En este mes, la Luna Nueva se manifestará el 29 de marzo, un intervalo que tradicionalmente se asocia con la preparación del suelo y la organización de actividades. Aunque no es el momento más favorable para la siembra, es ideal para abonar, limpiar los canteros y preparar todos los elementos necesarios para el próximo ciclo de crecimiento.
La energía comienza a expandirse con el Cuarto Creciente, que tendrá lugar el 6 de marzo. Desde esta fecha y a lo largo de los días siguientes, especialmente entre el 7 y el 12 de marzo, se consideran algunos de los momentos más favorables para sembrar plantas de crecimiento vertical, tales como lechuga, espinaca, acelga, tomates o flores con tallos largos. Según lo estipulado en el calendario lunar de marzo, esta fase promueve la germinación y el desarrollo vigoroso de hojas y tallos.
La Luna Llena se presentará el 14 de marzo, una fase asociada a la expansión y al máximo flujo de savia en las plantas. Entre el 13 y el 16 de marzo, numerosos jardineros optan por sembrar plantas de fruto o llevar a cabo trasplantes, ya que se considera que las plantas responden con mayor fuerza y vitalidad. Este periodo es intenso, donde se percibe un crecimiento más enérgico.

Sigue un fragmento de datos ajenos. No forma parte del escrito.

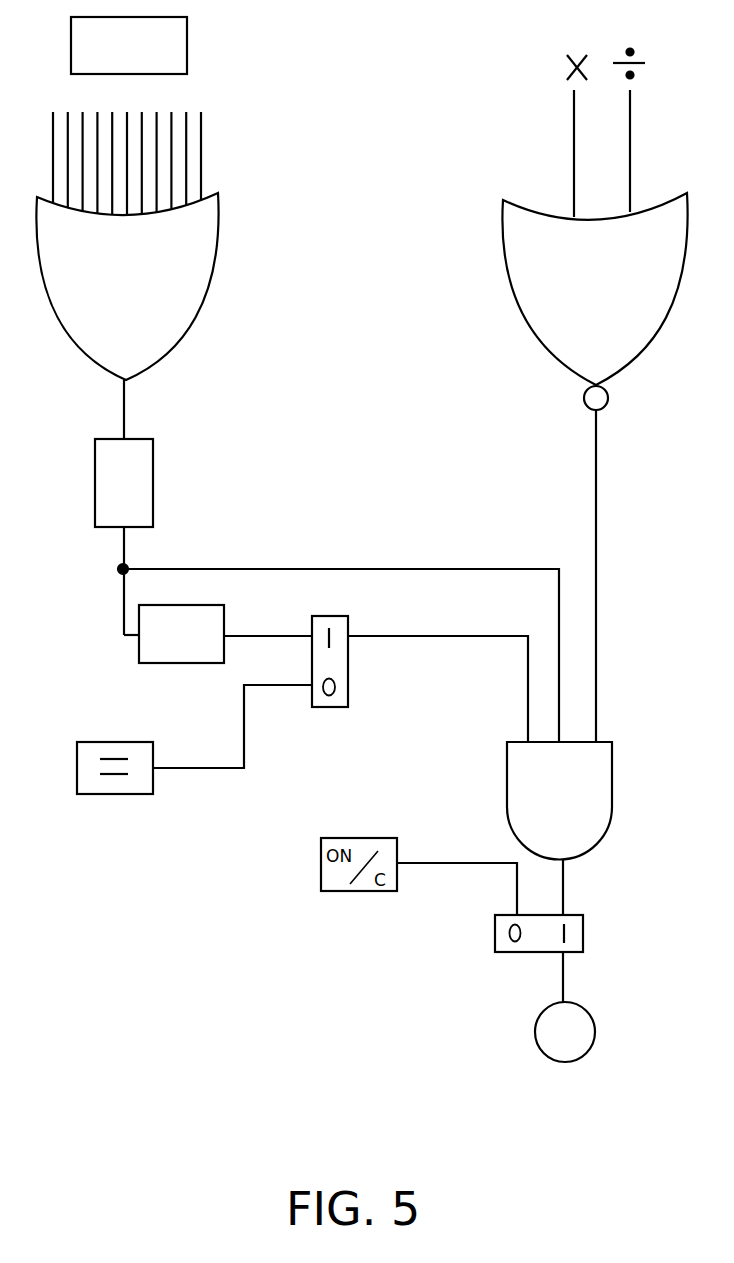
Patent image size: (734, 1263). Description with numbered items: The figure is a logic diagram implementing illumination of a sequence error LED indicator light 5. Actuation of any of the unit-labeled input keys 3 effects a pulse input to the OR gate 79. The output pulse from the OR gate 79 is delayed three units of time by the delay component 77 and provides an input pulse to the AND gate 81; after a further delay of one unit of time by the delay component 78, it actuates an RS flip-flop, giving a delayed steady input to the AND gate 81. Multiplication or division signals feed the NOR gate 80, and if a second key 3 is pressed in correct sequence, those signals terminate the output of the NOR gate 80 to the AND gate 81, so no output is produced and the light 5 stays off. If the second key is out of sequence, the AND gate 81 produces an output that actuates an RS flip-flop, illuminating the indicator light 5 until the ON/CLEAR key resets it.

The unit-labeled input keys 3 is at (187, 33).
The sequence error LED indicator light 5 is at (595, 1025).
The delay component 77 is at (124, 507).
The delay component 78 is at (181, 634).
The OR gate 79 is at (127, 246).
The NOR gate 80 is at (594, 396).
The AND gate 81 is at (559, 801).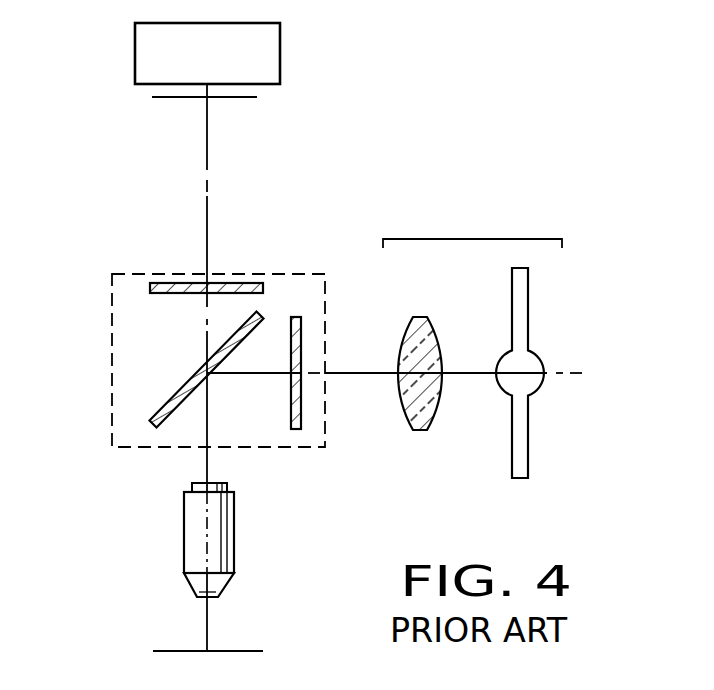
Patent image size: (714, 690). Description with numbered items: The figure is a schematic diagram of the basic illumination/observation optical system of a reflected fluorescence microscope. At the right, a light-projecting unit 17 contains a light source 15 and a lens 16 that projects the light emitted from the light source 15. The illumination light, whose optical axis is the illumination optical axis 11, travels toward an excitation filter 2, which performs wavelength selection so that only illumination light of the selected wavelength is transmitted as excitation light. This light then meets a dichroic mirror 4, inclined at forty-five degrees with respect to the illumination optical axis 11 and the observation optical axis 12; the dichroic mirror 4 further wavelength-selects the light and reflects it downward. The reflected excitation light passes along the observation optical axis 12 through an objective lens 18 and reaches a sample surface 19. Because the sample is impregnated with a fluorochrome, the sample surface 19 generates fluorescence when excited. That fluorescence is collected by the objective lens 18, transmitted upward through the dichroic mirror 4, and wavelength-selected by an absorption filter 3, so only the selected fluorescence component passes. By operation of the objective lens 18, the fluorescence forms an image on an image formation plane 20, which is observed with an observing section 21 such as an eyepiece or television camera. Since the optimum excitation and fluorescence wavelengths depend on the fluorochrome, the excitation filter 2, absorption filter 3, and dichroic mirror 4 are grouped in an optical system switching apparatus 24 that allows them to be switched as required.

The excitation filter 2 is at (302, 417).
The absorption filter 3 is at (150, 289).
The dichroic mirror 4 is at (166, 400).
The illumination optical axis 11 is at (377, 373).
The observation optical axis 12 is at (207, 206).
The light source 15 is at (525, 465).
The lens 16 is at (430, 423).
The light-projecting unit 17 is at (472, 239).
The objective lens 18 is at (180, 538).
The sample surface 19 is at (238, 650).
The image formation plane 20 is at (233, 97).
The observing section 21 is at (280, 52).
The optical system switching apparatus 24 is at (112, 350).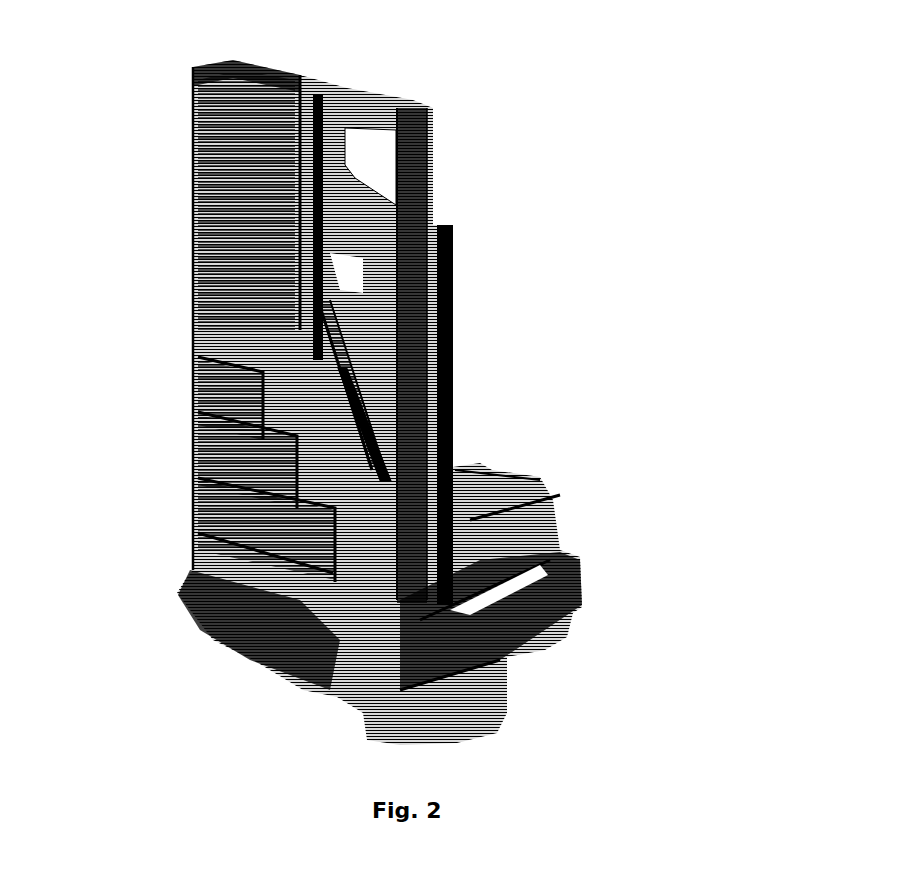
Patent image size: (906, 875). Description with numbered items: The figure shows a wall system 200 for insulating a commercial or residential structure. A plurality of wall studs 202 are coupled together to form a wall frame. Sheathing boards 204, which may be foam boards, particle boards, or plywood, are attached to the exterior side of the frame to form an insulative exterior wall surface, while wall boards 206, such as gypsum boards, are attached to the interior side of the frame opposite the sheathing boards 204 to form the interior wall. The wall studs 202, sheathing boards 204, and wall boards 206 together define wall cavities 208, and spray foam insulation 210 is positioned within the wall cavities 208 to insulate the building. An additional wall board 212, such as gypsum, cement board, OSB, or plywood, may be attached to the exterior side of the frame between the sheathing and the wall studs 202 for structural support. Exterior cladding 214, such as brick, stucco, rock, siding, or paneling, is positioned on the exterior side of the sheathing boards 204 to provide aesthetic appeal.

The wall system 200 is at (660, 240).
The wall studs 202 is at (420, 184).
The sheathing boards 204 is at (225, 276).
The wall boards 206 is at (440, 393).
The wall cavities 208 is at (362, 150).
The spray foam insulation 210 is at (373, 318).
The additional wall board 212 is at (377, 405).
The exterior cladding 214 is at (228, 468).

Hacia el final del ciclo lunar, el Cuarto Menguante ocurrirá el 22 de marzo. Desde el 23 hasta el 27 de marzo, se presentan días ideales para sembrar cultivos de raíz, como zanahoria, remolacha, papa o ajo. En esta fase, el calendario lunar sugiere que la energía se concentra nuevamente bajo tierra, fortaleciendo las raíces y consolidando el crecimiento interno de las plantas.
Más allá de las creencias, seguir el calendario lunar de marzo para seleccionar los días más propicios para la siembra constituye una manera de conectar con los ritmos naturales. La observación de las fases de la Luna invita a una planificación más consciente y al respeto por los tiempos de cada cultivo.
Marzo, con sus cambios sutiles y su clima más templado, ofrece una oportunidad ideal para experimentar. Es posible que las respuestas no se encuentren solamente en la tierra, sino también en el cielo.